Creating an API
This guide is deprecated. Please read the new Simplescraper API guide here: https://simplescraper.io/docs/api-guide.
An API endpoint will be automatically created as soon as you run a recipe. Simply click on the API tab of your recipe to get the URL which you can query for extracted data.
When you call this URL, you have the option to return data that was scraped previously or to scrape the target website in real-time (via the &run_now=true parameter) and return live data.
The API tab on your recipe page lists all parameters that you can pass in with the URL in order to modify the recipe, some of which are explained below.

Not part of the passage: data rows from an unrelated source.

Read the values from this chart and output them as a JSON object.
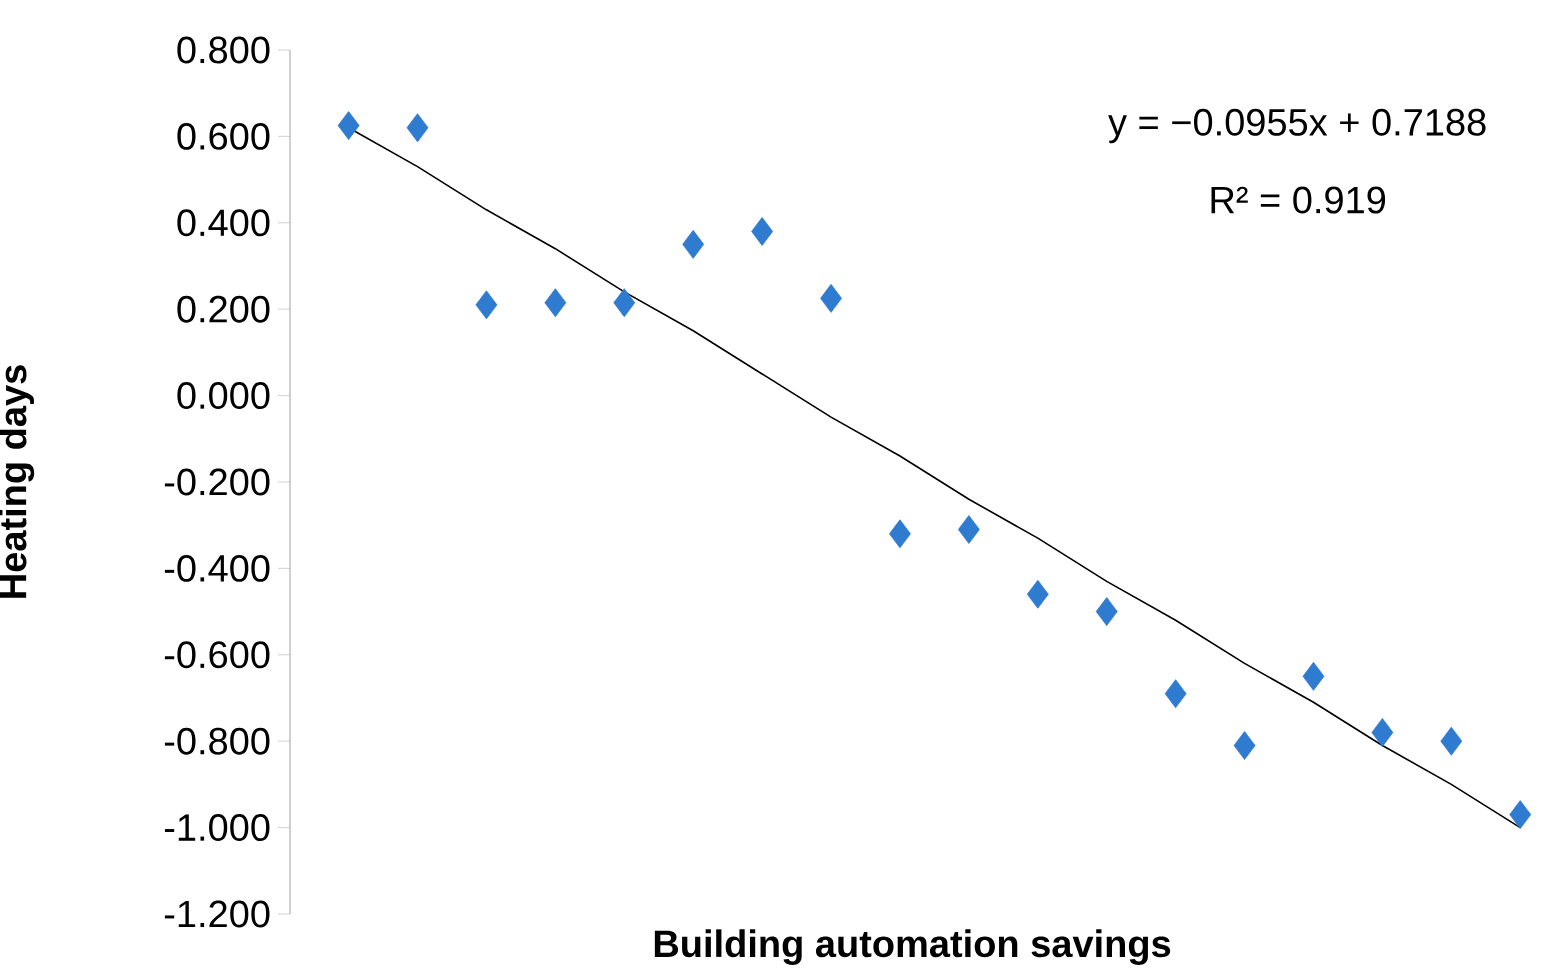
{
  "chart_data": {
    "type": "scatter",
    "xlabel": "Building automation savings",
    "ylabel": "Heating days",
    "categories": [
      null,
      null,
      null,
      null,
      null,
      null,
      null,
      null,
      null,
      null,
      null,
      null,
      null,
      null,
      null,
      null,
      null,
      null
    ],
    "tick_labels": "y",
    "ylim": [
      -1.2,
      0.8
    ],
    "yticks": [
      {
        "value": -1.2,
        "label": "-1.200"
      },
      {
        "value": -1.0,
        "label": "-1.000"
      },
      {
        "value": -0.8,
        "label": "-0.800"
      },
      {
        "value": -0.6,
        "label": "-0.600"
      },
      {
        "value": -0.4,
        "label": "-0.400"
      },
      {
        "value": -0.2,
        "label": "-0.200"
      },
      {
        "value": 0,
        "label": "0.000"
      },
      {
        "value": 0.2,
        "label": "0.200"
      },
      {
        "value": 0.4,
        "label": "0.400"
      },
      {
        "value": 0.6,
        "label": "0.600"
      },
      {
        "value": 0.8,
        "label": "0.800"
      }
    ],
    "annotations": [
      "y = −0.0955x + 0.7188",
      "R² = 0.919"
    ],
    "series": [
      {
        "color": "#2f7bd0",
        "marker": "diamond",
        "values": [
          0.625,
          0.62,
          0.21,
          0.215,
          0.215,
          0.35,
          0.38,
          0.225,
          -0.32,
          -0.31,
          -0.46,
          -0.5,
          -0.69,
          -0.81,
          -0.65,
          -0.78,
          -0.8,
          -0.97
        ]
      },
      {
        "type": "line",
        "color": "#000000",
        "marker": "none",
        "values": [
          0.62,
          0.53,
          0.43,
          0.34,
          0.24,
          0.15,
          0.05,
          -0.05,
          -0.14,
          -0.24,
          -0.33,
          -0.43,
          -0.52,
          -0.62,
          -0.71,
          -0.81,
          -0.9,
          -1.0
        ]
      }
    ]
  }
}
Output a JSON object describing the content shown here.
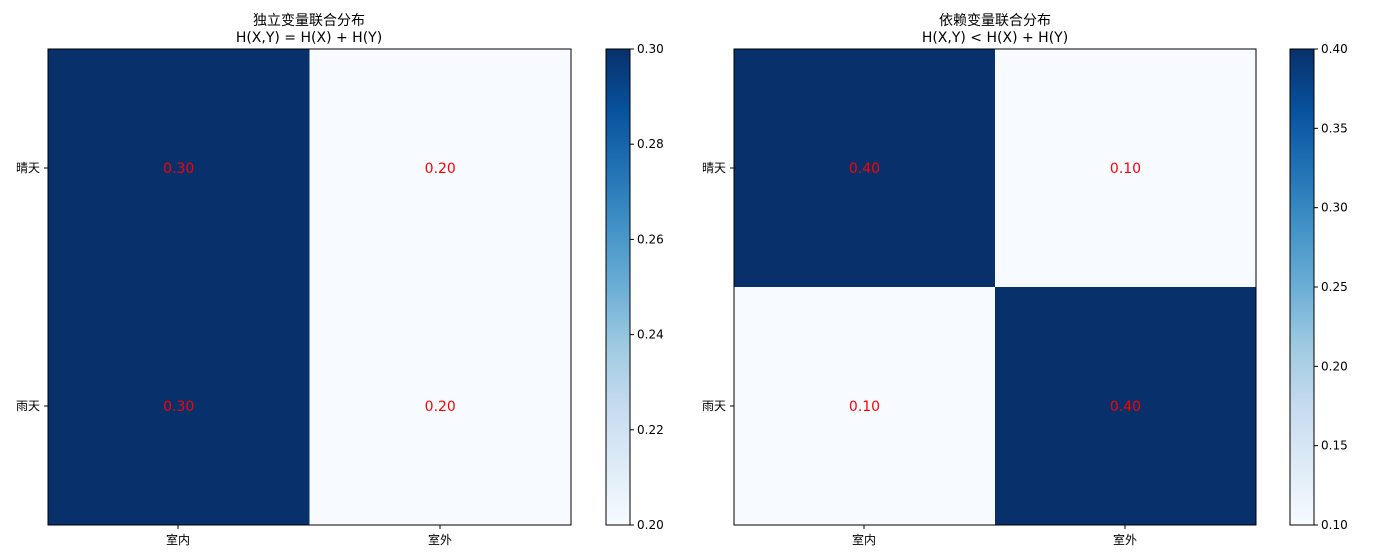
{
  "chart_data": [
    {
      "type": "heatmap",
      "title": "独立变量联合分布",
      "subtitle": "H(X,Y) = H(X) + H(Y)",
      "x_categories": [
        "室内",
        "室外"
      ],
      "y_categories": [
        "晴天",
        "雨天"
      ],
      "values": [
        [
          0.3,
          0.2
        ],
        [
          0.3,
          0.2
        ]
      ],
      "cell_labels": [
        [
          "0.30",
          "0.20"
        ],
        [
          "0.30",
          "0.20"
        ]
      ],
      "colorbar": {
        "range": [
          0.2,
          0.3
        ],
        "ticks": [
          "0.20",
          "0.22",
          "0.24",
          "0.26",
          "0.28",
          "0.30"
        ]
      },
      "colormap": "Blues",
      "annotation_color": "#ff0000"
    },
    {
      "type": "heatmap",
      "title": "依赖变量联合分布",
      "subtitle": "H(X,Y) < H(X) + H(Y)",
      "x_categories": [
        "室内",
        "室外"
      ],
      "y_categories": [
        "晴天",
        "雨天"
      ],
      "values": [
        [
          0.4,
          0.1
        ],
        [
          0.1,
          0.4
        ]
      ],
      "cell_labels": [
        [
          "0.40",
          "0.10"
        ],
        [
          "0.10",
          "0.40"
        ]
      ],
      "colorbar": {
        "range": [
          0.1,
          0.4
        ],
        "ticks": [
          "0.10",
          "0.15",
          "0.20",
          "0.25",
          "0.30",
          "0.35",
          "0.40"
        ]
      },
      "colormap": "Blues",
      "annotation_color": "#ff0000"
    }
  ],
  "colors": {
    "low": "#f7fbff",
    "high": "#08306b"
  }
}
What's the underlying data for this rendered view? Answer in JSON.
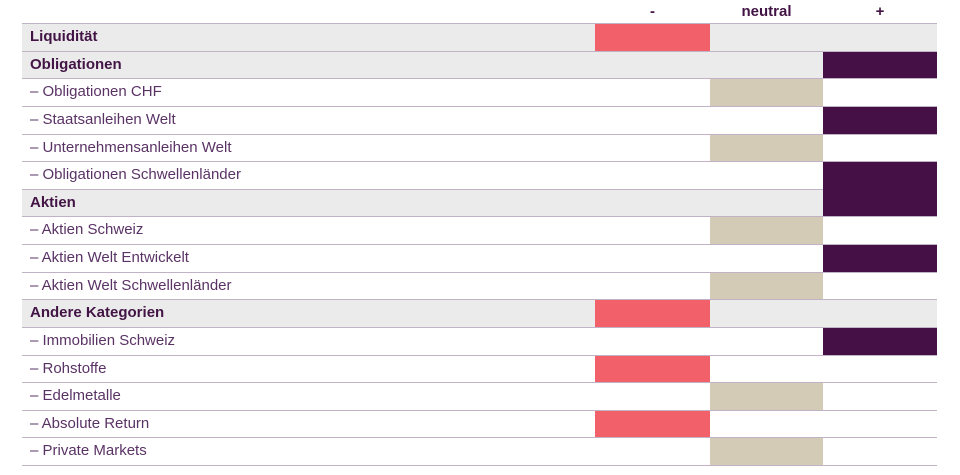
{
  "palette": {
    "negative_bar": "#f2606a",
    "neutral_bar": "#d3cbb6",
    "positive_bar": "#451046",
    "header_row_background": "#ebebeb",
    "separator_line": "#c2b2c6",
    "label_text": "#5a3365",
    "header_text": "#421445"
  },
  "chart_data": {
    "type": "table",
    "description": "Asset allocation positioning table: each row is an asset class positioned in one of three columns (underweight -, neutral, overweight +)",
    "columns": [
      "-",
      "neutral",
      "+"
    ],
    "column_ids": [
      "negative",
      "neutral",
      "positive"
    ],
    "legend_position": "top",
    "rows": [
      {
        "label": "Liquidität",
        "group_header": true,
        "positioning": "negative"
      },
      {
        "label": "Obligationen",
        "group_header": true,
        "positioning": "positive"
      },
      {
        "label": "– Obligationen CHF",
        "group_header": false,
        "positioning": "neutral"
      },
      {
        "label": "– Staatsanleihen Welt",
        "group_header": false,
        "positioning": "positive"
      },
      {
        "label": "– Unternehmensanleihen Welt",
        "group_header": false,
        "positioning": "neutral"
      },
      {
        "label": "– Obligationen Schwellenländer",
        "group_header": false,
        "positioning": "positive",
        "merge_down": true
      },
      {
        "label": "Aktien",
        "group_header": true,
        "positioning": "positive"
      },
      {
        "label": "– Aktien Schweiz",
        "group_header": false,
        "positioning": "neutral"
      },
      {
        "label": "– Aktien Welt Entwickelt",
        "group_header": false,
        "positioning": "positive"
      },
      {
        "label": "– Aktien Welt Schwellenländer",
        "group_header": false,
        "positioning": "neutral"
      },
      {
        "label": "Andere Kategorien",
        "group_header": true,
        "positioning": "negative"
      },
      {
        "label": "– Immobilien Schweiz",
        "group_header": false,
        "positioning": "positive"
      },
      {
        "label": "– Rohstoffe",
        "group_header": false,
        "positioning": "negative"
      },
      {
        "label": "– Edelmetalle",
        "group_header": false,
        "positioning": "neutral"
      },
      {
        "label": "– Absolute Return",
        "group_header": false,
        "positioning": "negative"
      },
      {
        "label": "– Private Markets",
        "group_header": false,
        "positioning": "neutral"
      }
    ]
  }
}
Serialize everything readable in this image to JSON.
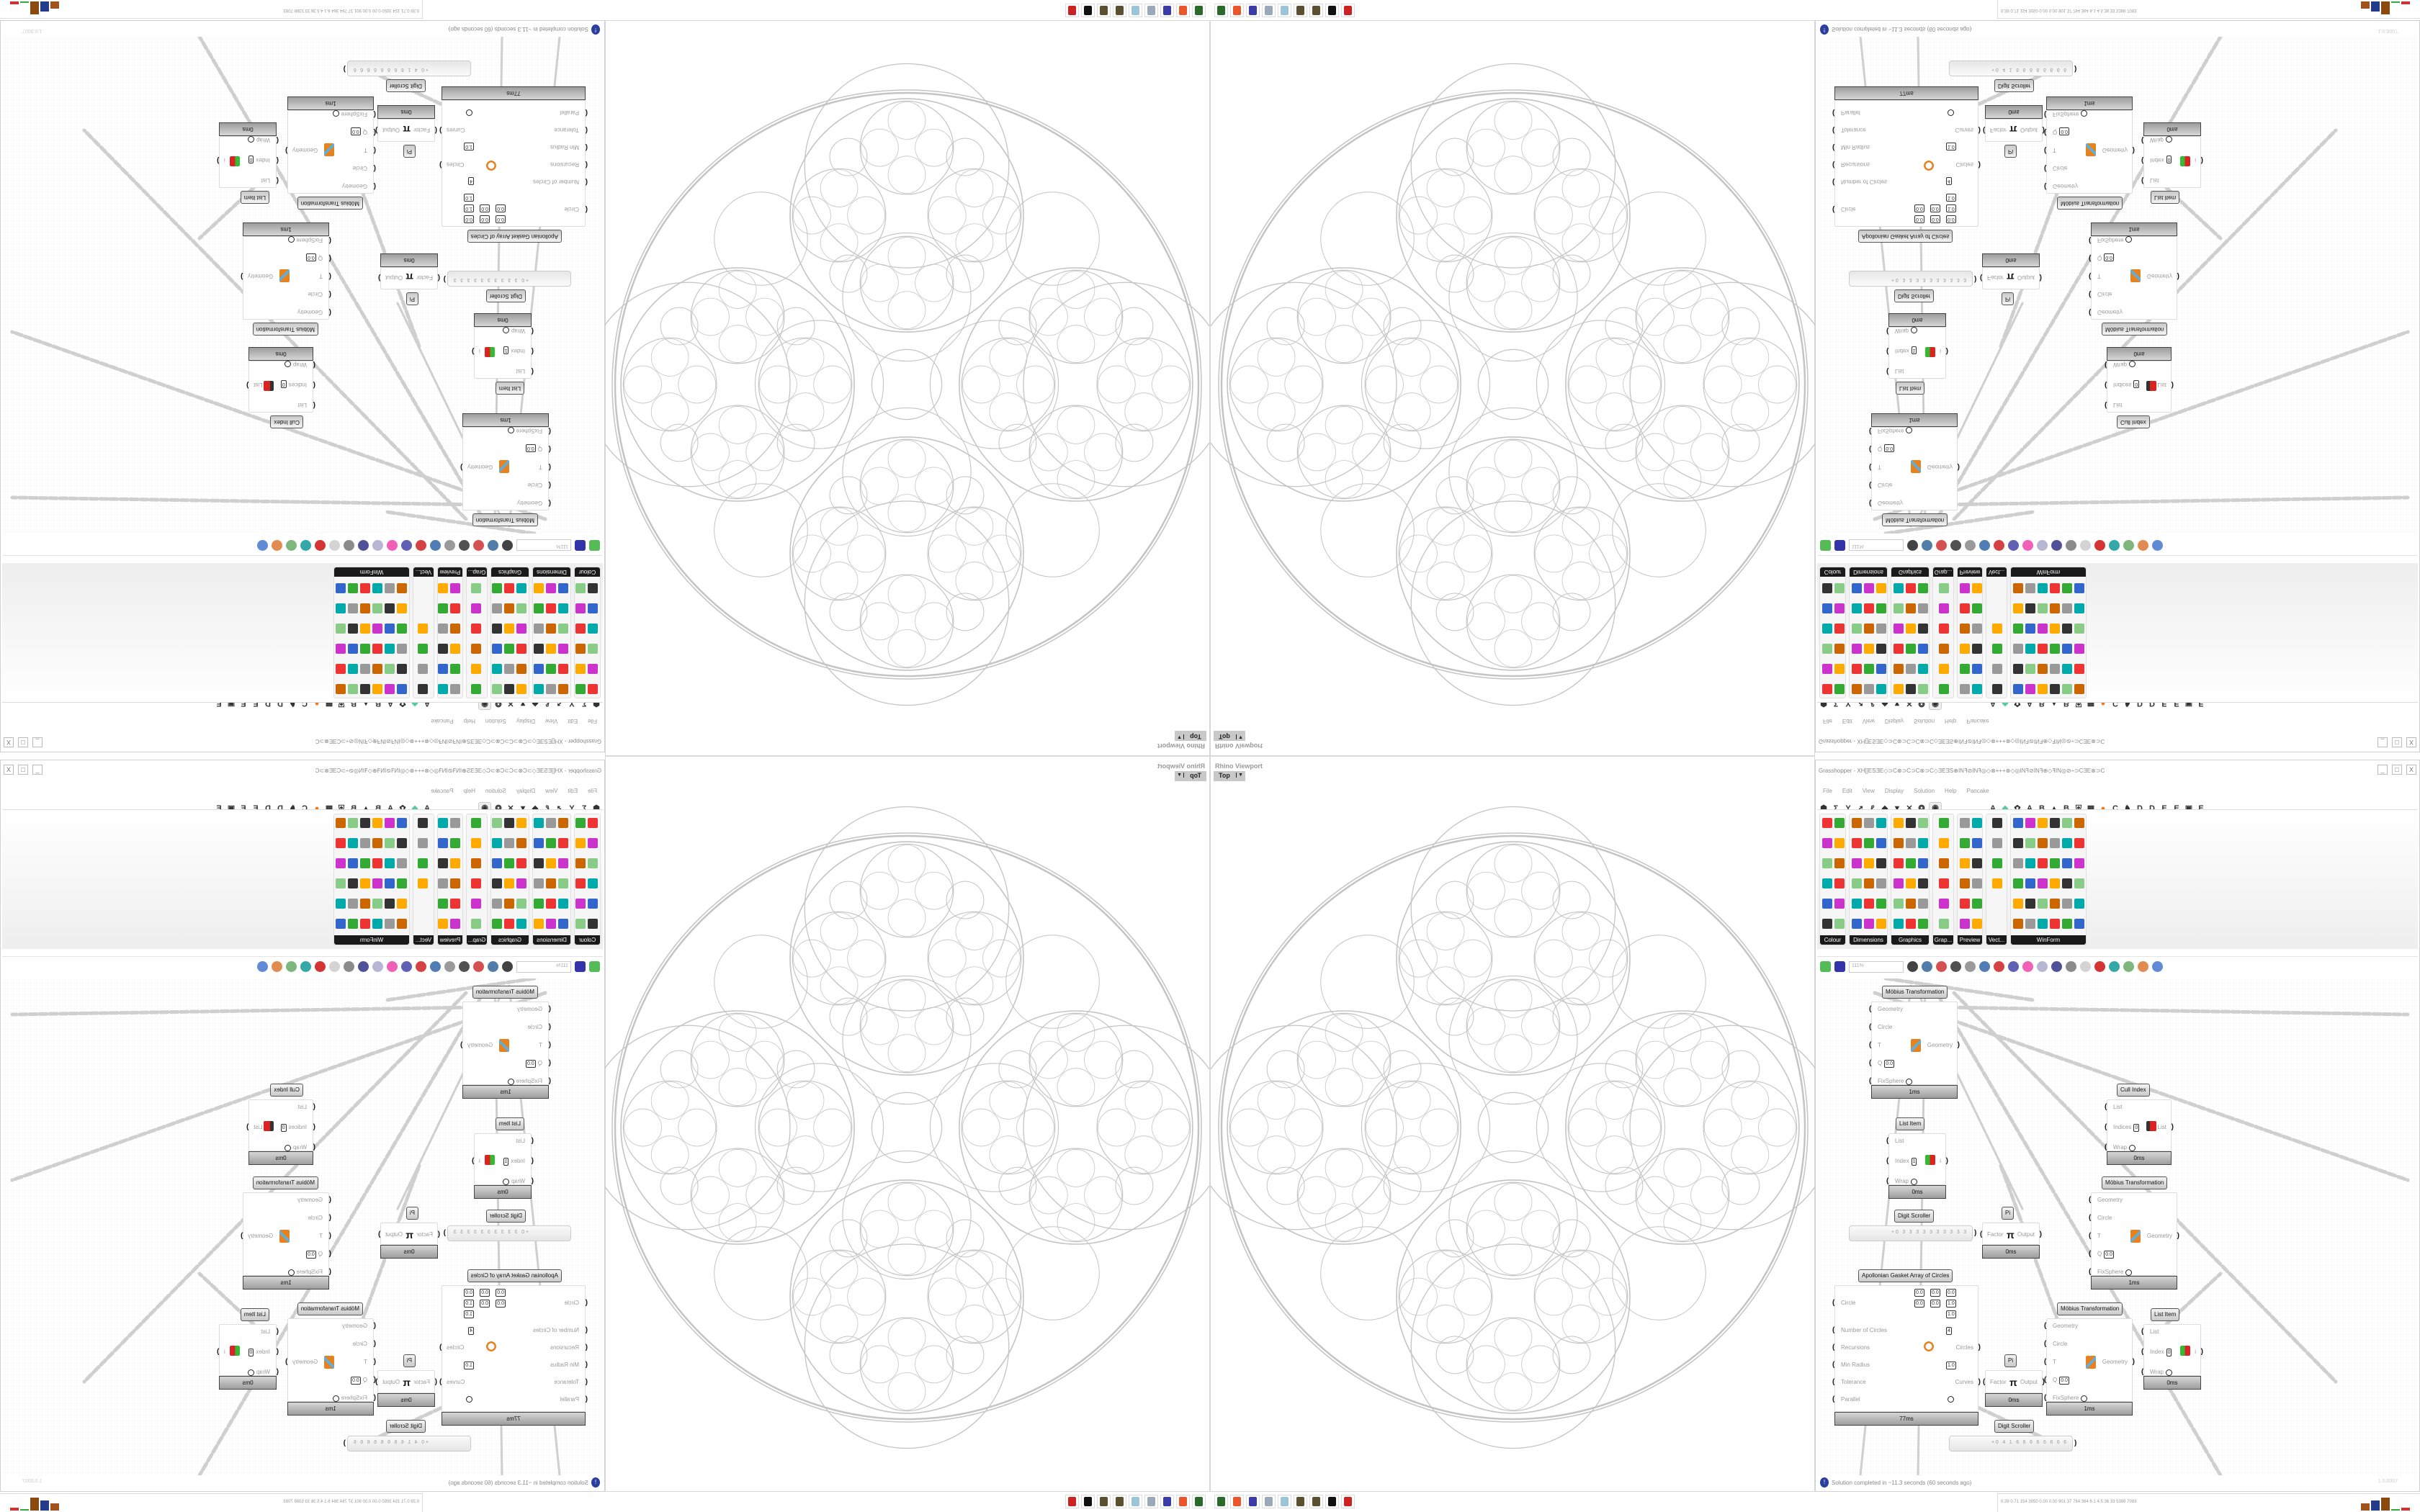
{
  "rhino": {
    "title": "Rhino Viewport",
    "view": "Top"
  },
  "grasshopper": {
    "title": "Grasshopper - XH[]ESƎE◇⊃C⊗⊃C⊃C⊗⊃C◇ƎEƎS⊕INꟻ⊘INꟻ◎◇⊗+++⊗◇◎INꟻ⊘INꟻ⊕◇ꟻIN◎⊘÷⊃CƎE⊗⊃C",
    "window_buttons": [
      "_",
      "□",
      "X"
    ],
    "menu": [
      "File",
      "Edit",
      "View",
      "Display",
      "Solution",
      "Help",
      "Pancake"
    ],
    "tab_letters": [
      "A",
      "A",
      "B",
      "B",
      "C",
      "D",
      "D",
      "E",
      "E",
      "E"
    ],
    "ribbon_groups": [
      "Colour",
      "Dimensions",
      "Graphics",
      "Grap...",
      "Preview",
      "Vect...",
      "WinForm"
    ],
    "zoom": "111%",
    "status": "Solution completed in ~11.3 seconds (60 seconds ago)",
    "version": "1.0.0007"
  },
  "components": [
    {
      "title": "Möbius Transformation",
      "inputs": [
        "Geometry",
        "Circle",
        "T",
        "Q",
        "FixSphere"
      ],
      "q": "0.0",
      "output": "Geometry",
      "time": "1ms"
    },
    {
      "title": "List Item",
      "inputs": [
        "List",
        "Index",
        "Wrap"
      ],
      "index": "1",
      "output": "i",
      "time": "0ms"
    },
    {
      "title": "Cull Index",
      "inputs": [
        "List",
        "Indices",
        "Wrap"
      ],
      "index": "0",
      "output": "List",
      "time": "0ms"
    },
    {
      "title": "Möbius Transformation",
      "inputs": [
        "Geometry",
        "Circle",
        "T",
        "Q",
        "FixSphere"
      ],
      "q": "0.0",
      "output": "Geometry",
      "time": "1ms"
    },
    {
      "title": "Pi",
      "inputs": [
        "Factor"
      ],
      "output": "Output",
      "time": "0ms"
    },
    {
      "title": "Apollonian Gasket Array of Circles",
      "inputs": [
        "Circle",
        "Number of Circles",
        "Recursions",
        "Min Radius",
        "Tolerance",
        "Parallel"
      ],
      "center": {
        "x": "0.0",
        "y": "0.0",
        "z": "0.0"
      },
      "normal": {
        "x": "0.0",
        "y": "0.0",
        "z": "1.0"
      },
      "radius": "1.0",
      "num_circles": "4",
      "min_radius": "1.0",
      "outputs": [
        "Circles",
        "Curves"
      ],
      "time": "77ms"
    },
    {
      "title": "Möbius Transformation",
      "inputs": [
        "Geometry",
        "Circle",
        "T",
        "Q",
        "FixSphere"
      ],
      "q": "0.0",
      "output": "Geometry",
      "time": "1ms"
    },
    {
      "title": "Pi",
      "inputs": [
        "Factor"
      ],
      "output": "Output",
      "time": "0ms"
    },
    {
      "title": "List Item",
      "inputs": [
        "List",
        "Index",
        "Wrap"
      ],
      "index": "0",
      "output": "i",
      "time": "0ms"
    }
  ],
  "digit_scrollers": [
    {
      "title": "Digit Scroller",
      "value": "+0 3 3 3 3 3 3 3 3 3 3"
    },
    {
      "title": "Digit Scroller",
      "value": "+0 4 1 6 6 6 6 6 6 6 6"
    }
  ],
  "stats": "0.39 0.71 154 3050 0.00 0.00 901 37 784 364 6.1 4.5 36 33 5388 7083",
  "taskbar": [
    {
      "icon": "device-manager-icon",
      "color": "#2a6a2a"
    },
    {
      "icon": "firefox-icon",
      "color": "#e8562a"
    },
    {
      "icon": "floppy-64-icon",
      "color": "#3a3aa8"
    },
    {
      "icon": "document-icon",
      "color": "#9aa8bc"
    },
    {
      "icon": "notepad-icon",
      "color": "#9cc4d8"
    },
    {
      "icon": "rhino-icon",
      "color": "#5a5030"
    },
    {
      "icon": "rhino-icon",
      "color": "#5a5030"
    },
    {
      "icon": "inkscape-icon",
      "color": "#111111"
    },
    {
      "icon": "app-red-icon",
      "color": "#cc2222"
    }
  ],
  "colors": {
    "accent_orange": "#f07a20",
    "ribbon_label": "#1a1a1a",
    "wire": "#cfcfcf",
    "pattern": "#c4c4c4"
  }
}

Parameter | Purpose | Example |
---|---|---|
source_url | Change the source URL (page to be scraped) of the recipe. Useful for sites like job boards, accommodation websites etc. where different URLs can be passed in to return different results | &source_url=https://example.com |
run_now | Run the recipe before returning results, i.e. scrape the website now. Without this parameter the most recent results are returned from the database | &run_now=true |
limit | Limit how many scrape results are returned in a single call to the API. Applies only to cached data already in database (so when &run_now=false) | &limit=1000 |
run_async | Run request asynchronously. Ideal for long running scrape tasks - allows you to trigger the recipe to run without risk of timeout. Requires that you handle results via webhook or other integration | &run_async=true |
Please note that URLs in the Crawler are ignored when triggering a recipe via the API. Requests via the API scrape a single URL at a time only. To scrape URLs in the Crawler without having to visit the dashboard, set a schedule and use a webhook or other integration to send the data to your desired destination.